Do you know what a blog, a wiki or a podcast is? Ask your kids. Their minds are operating at a speed and level in this technological world that is absolutely unlike anything we digital immigrants can comprehend.

Now comes the dark side. This dual existence is rapidly rendering education as we know it to be ineffective, or worse.All of us can remember falling asleep during a history lecture, doodling during algebra or hiding in French class to avoid being called on. School was, at times, boring.

Today, multiply this experience by a thousand. The fact is, more and more bright, otherwise motivated, talented kids are becoming disengaged by the old-fashioned school process. Their digital-native minds don't work the old way. They are bored out of their minds.

I have experienced this with my own children. My oldest is a freshman. She gets straight As, plays sports, joins clubs, is respectful to adults and loves her friends and most of her teachers. Any adult would say this is a kid who should be able to accomplish anything.

There is a problem. She hates school. Absolutely detests it. Dreads each day. Why? She is a true digital native and, as such, is bored to tears with the way that we are running school in our 40-plus-year-old buildings that were designed 100-plus years ago. Her mind doesn't work that way.

I can remember, years ago, hearing from my parents that TV "dulls the mind and turns your brain to Jell-O." To digital natives, school is in fact what is dulling the mind. Show me a workplace using the tools we have to use in school and I'll show you a place that is soon to be out of business.This isn't an instructional issue. It's not about "the basics." It's an engagement issue. We have to teach a different way to have kids become engaged in school. We have to have a different environment to do that.
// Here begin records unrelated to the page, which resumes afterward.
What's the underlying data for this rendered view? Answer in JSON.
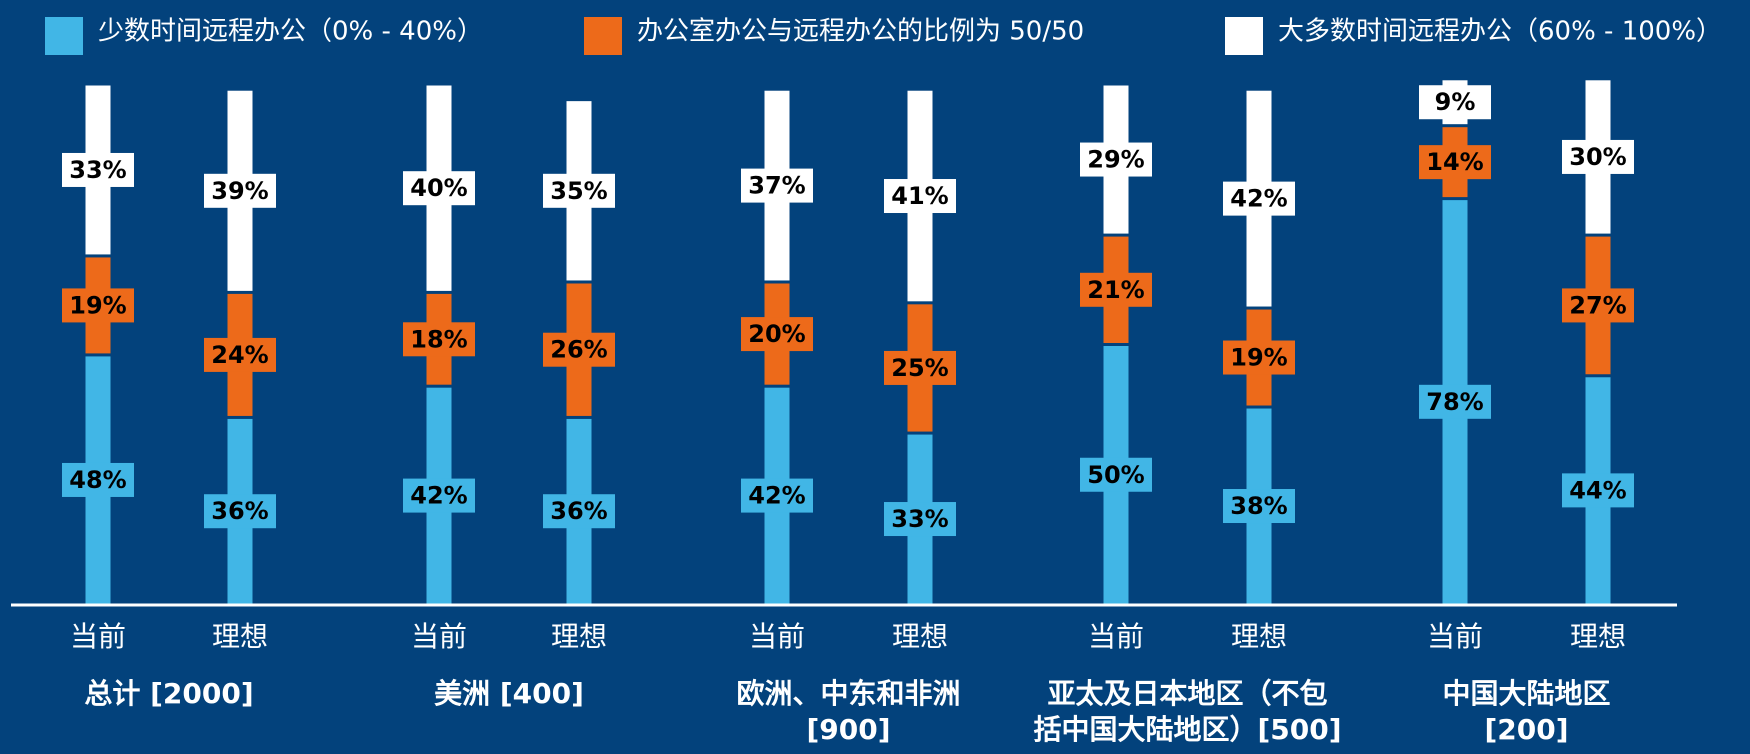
{
  "chart_data": {
    "type": "stacked_bar",
    "categories": [
      "当前",
      "理想",
      "当前",
      "理想",
      "当前",
      "理想",
      "当前",
      "理想",
      "当前",
      "理想"
    ],
    "groups": [
      "总计 [2000]",
      "美洲 [400]",
      "欧洲、中东和非洲\n[900]",
      "亚太及日本地区（不包\n括中国大陆地区）[500]",
      "中国大陆地区\n[200]"
    ],
    "ylim": [
      0,
      100
    ],
    "legend": "top",
    "series": [
      {
        "name": "少数时间远程办公（0% - 40%）",
        "color": "#41b6e6",
        "values": [
          48,
          36,
          42,
          36,
          42,
          33,
          50,
          38,
          78,
          44
        ],
        "value_labels": [
          "48%",
          "36%",
          "42%",
          "36%",
          "42%",
          "33%",
          "50%",
          "38%",
          "78%",
          "44%"
        ]
      },
      {
        "name": "办公室办公与远程办公的比例为 50/50",
        "color": "#ed6a1a",
        "values": [
          19,
          24,
          18,
          26,
          20,
          25,
          21,
          19,
          14,
          27
        ],
        "value_labels": [
          "19%",
          "24%",
          "18%",
          "26%",
          "20%",
          "25%",
          "21%",
          "19%",
          "14%",
          "27%"
        ]
      },
      {
        "name": "大多数时间远程办公（60% - 100%）",
        "color": "#ffffff",
        "values": [
          33,
          39,
          40,
          35,
          37,
          41,
          29,
          42,
          9,
          30
        ],
        "value_labels": [
          "33%",
          "39%",
          "40%",
          "35%",
          "37%",
          "41%",
          "29%",
          "42%",
          "9%",
          "30%"
        ]
      }
    ]
  }
}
The plans for the future of Niles Community Schools embraced by the citizen's committee and recommended by our board of education call for much larger classrooms, large- and small-group meeting and work station areas and security for our students. Fully $8 million of the $105 million is dedicated to technology tools, to make our buildings a 21st century workplace instead of a 19th century antiquity.

The costs of having schools that have been rendered irrelevant to the digital natives of today are too staggering to comprehend.

You may hear the sentiment "If it was good enough for me, it is good enough for them."

"They" are not "us" any longer. We can mourn for days gone by, but this will not change the reality of what is happening out there.Please join in making the future of our kids and community our top priority by creating a school system that is in touch, in tune and ready to engage today's students in effective education.

Vote "Yes" on Feb. 28.

Jim Craig is a Niles, Michigan, resident. He and his wife have four children who are all enrolled in Niles Community Schools.